Is there any kind of tweaking that can be done to make this code
acceptable (besides fixing the compiler that generated the java code
in first place, that is.)?
So long,
Thomas
jmcgill said:In my narrow corner of the real world, there is only Sun. I'm not
particularly proud of that![]()
Mike said:I'd go further than Sun vs. other JVMs, though. My claim is that Java is a
language with its own definition, and that JVM-related restrictions are not
part of that language definition per se.
Thought experiment: consider a Java environment that isn't JVM-based;
rather, it compiles Java to .class files, and allows you to link those files
into a native executable. If it can compile methods too large for javac,
would you consider this a violation of the language spec? Does is matter if
they can theoretically be presented in 65K of bytecode?
jmcgill said:I saw the OP's routine. It's in some vector-based language that I think I
haven't ever seen. [...]
I don't understand the physics or geometry behind the original problem
(Ising model/thermodynamic analysis; I got far enough in physics to have
heard of it, but not far enough to understand what it's useful for.)
I'm still really curious though, because it's rare that I see a
programming language I don't recognize.
What language is this?
topology = torus in {bounded,torus};
width = 512 in {64..4096}; #defines a default and a range.
height = 512 in {64..4096};
or this:
bonds = ([0,1] << 0) + ([0,-1] << 1) + ([1,0] << 2) + ([-1,0] << 3);
jmcgill said:Mike Schilling wrote:
Mike we're much closer to full agreement than you seem to think.

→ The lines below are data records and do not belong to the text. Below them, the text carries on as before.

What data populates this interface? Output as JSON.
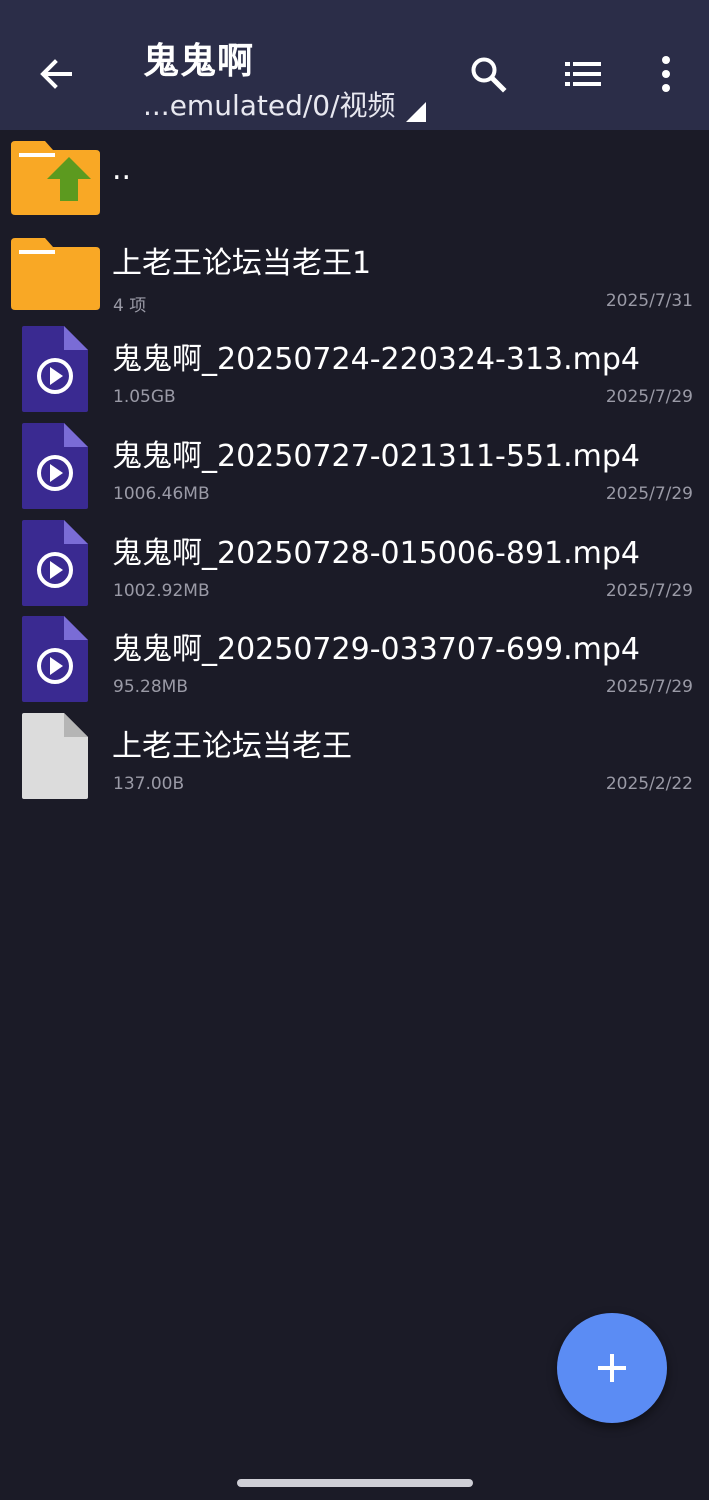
{
  "header": {
    "title": "鬼鬼啊",
    "path": "...emulated/0/视频"
  },
  "icons": {
    "back": "arrow-left-icon",
    "search": "search-icon",
    "view": "list-view-icon",
    "more": "more-vertical-icon",
    "fab": "plus-icon"
  },
  "colors": {
    "topbar": "#2b2d48",
    "background": "#1b1b27",
    "folder": "#f9a825",
    "video_file": "#3a2a91",
    "fab": "#5b8cf4"
  },
  "files": [
    {
      "type": "parent",
      "name": "..",
      "meta": "",
      "date": ""
    },
    {
      "type": "folder",
      "name": "上老王论坛当老王1",
      "meta": "4 项",
      "date": "2025/7/31"
    },
    {
      "type": "video",
      "name": "鬼鬼啊_20250724-220324-313.mp4",
      "meta": "1.05GB",
      "date": "2025/7/29"
    },
    {
      "type": "video",
      "name": "鬼鬼啊_20250727-021311-551.mp4",
      "meta": "1006.46MB",
      "date": "2025/7/29"
    },
    {
      "type": "video",
      "name": "鬼鬼啊_20250728-015006-891.mp4",
      "meta": "1002.92MB",
      "date": "2025/7/29"
    },
    {
      "type": "video",
      "name": "鬼鬼啊_20250729-033707-699.mp4",
      "meta": "95.28MB",
      "date": "2025/7/29"
    },
    {
      "type": "file",
      "name": "上老王论坛当老王",
      "meta": "137.00B",
      "date": "2025/2/22"
    }
  ]
}
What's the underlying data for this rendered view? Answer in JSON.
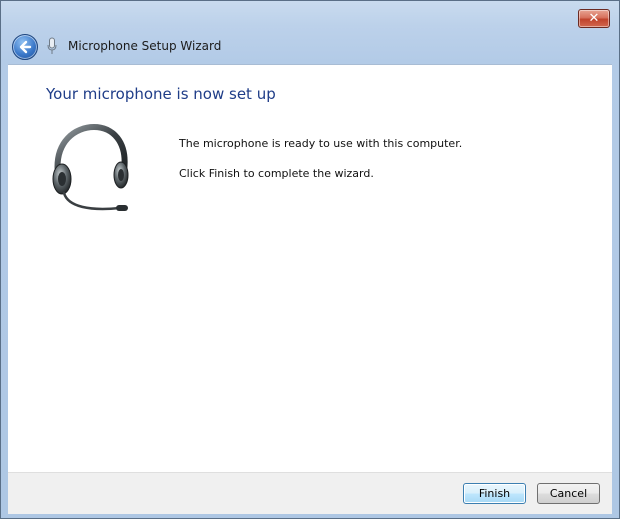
{
  "window": {
    "title": "Microphone Setup Wizard",
    "close_glyph": "✕"
  },
  "icons": {
    "back": "back-arrow-icon",
    "microphone": "microphone-icon",
    "headset": "headset-icon"
  },
  "content": {
    "heading": "Your microphone is now set up",
    "message_ready": "The microphone is ready to use with this computer.",
    "message_finish": "Click Finish to complete the wizard."
  },
  "footer": {
    "finish_label": "Finish",
    "cancel_label": "Cancel"
  },
  "colors": {
    "heading": "#1f3d88",
    "frame": "#b3cbe7",
    "close_button": "#c0432c"
  }
}
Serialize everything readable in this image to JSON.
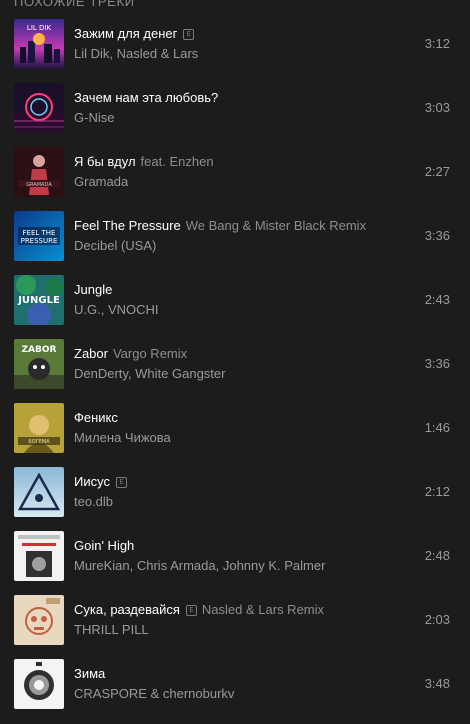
{
  "section": {
    "title": "Похожие треки"
  },
  "tracks": [
    {
      "title": "Зажим для денег",
      "version": "",
      "explicit": true,
      "artists": "Lil Dik, Nasled & Lars",
      "duration": "3:12",
      "cover_icon": "neon-city-cover"
    },
    {
      "title": "Зачем нам эта любовь?",
      "version": "",
      "explicit": false,
      "artists": "G-Nise",
      "duration": "3:03",
      "cover_icon": "neon-circle-cover"
    },
    {
      "title": "Я бы вдул",
      "version": "feat. Enzhen",
      "explicit": false,
      "artists": "Gramada",
      "duration": "2:27",
      "cover_icon": "figure-red-cover"
    },
    {
      "title": "Feel The Pressure",
      "version": "We Bang & Mister Black Remix",
      "explicit": false,
      "artists": "Decibel (USA)",
      "duration": "3:36",
      "cover_icon": "blue-text-cover"
    },
    {
      "title": "Jungle",
      "version": "",
      "explicit": false,
      "artists": "U.G., VNOCHI",
      "duration": "2:43",
      "cover_icon": "jungle-cover"
    },
    {
      "title": "Zabor",
      "version": "Vargo Remix",
      "explicit": false,
      "artists": "DenDerty, White Gangster",
      "duration": "3:36",
      "cover_icon": "green-character-cover"
    },
    {
      "title": "Феникс",
      "version": "",
      "explicit": false,
      "artists": "Милена Чижова",
      "duration": "1:46",
      "cover_icon": "gold-portrait-cover"
    },
    {
      "title": "Иисус",
      "version": "",
      "explicit": true,
      "artists": "teo.dlb",
      "duration": "2:12",
      "cover_icon": "triangle-eye-cover"
    },
    {
      "title": "Goin' High",
      "version": "",
      "explicit": false,
      "artists": "MureKian, Chris Armada, Johnny K. Palmer",
      "duration": "2:48",
      "cover_icon": "white-poster-cover"
    },
    {
      "title": "Сука, раздевайся",
      "version": "Nasled & Lars Remix",
      "explicit": true,
      "artists": "THRILL PILL",
      "duration": "2:03",
      "cover_icon": "skull-cover"
    },
    {
      "title": "Зима",
      "version": "",
      "explicit": false,
      "artists": "CRASPORE & chernoburkv",
      "duration": "3:48",
      "cover_icon": "ring-cover"
    }
  ],
  "explicit_label": "E",
  "colors": {
    "background": "#1c1c1c",
    "title": "#ffffff",
    "secondary": "#9a9a9a"
  }
}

But I've got the mindset where, if something doesn't work in practice, you
miss the delivery of your iteration. All the theory in the world
won't put words in the email to your project manager that spins it like a
positive thing ;-)
Oliver said:It's not unusual to invent a new domain specific language to
facilitate implementing the solution to domain specific problem. Many
times, these languages are unnamed. We've got a few unnamed languages
here at my company.
jmcgill said:The classfile format is the only issue!
Dale King said:It is not necessarily the only issue. You have limitations on branch
statements as well being limited to 64k.
Mike said:Interestingly, I found a 1995 version of the JVM spec online at
http://sunsite.ee/java/vmspec/vmspec-1.html, and under limitations, it
says:
The amount of code per method is limited to 65535 bytes by the sizes
of the indices in the code in the exception table, the line number
table, and the local variable table. This may be fixed for 1.0beta2.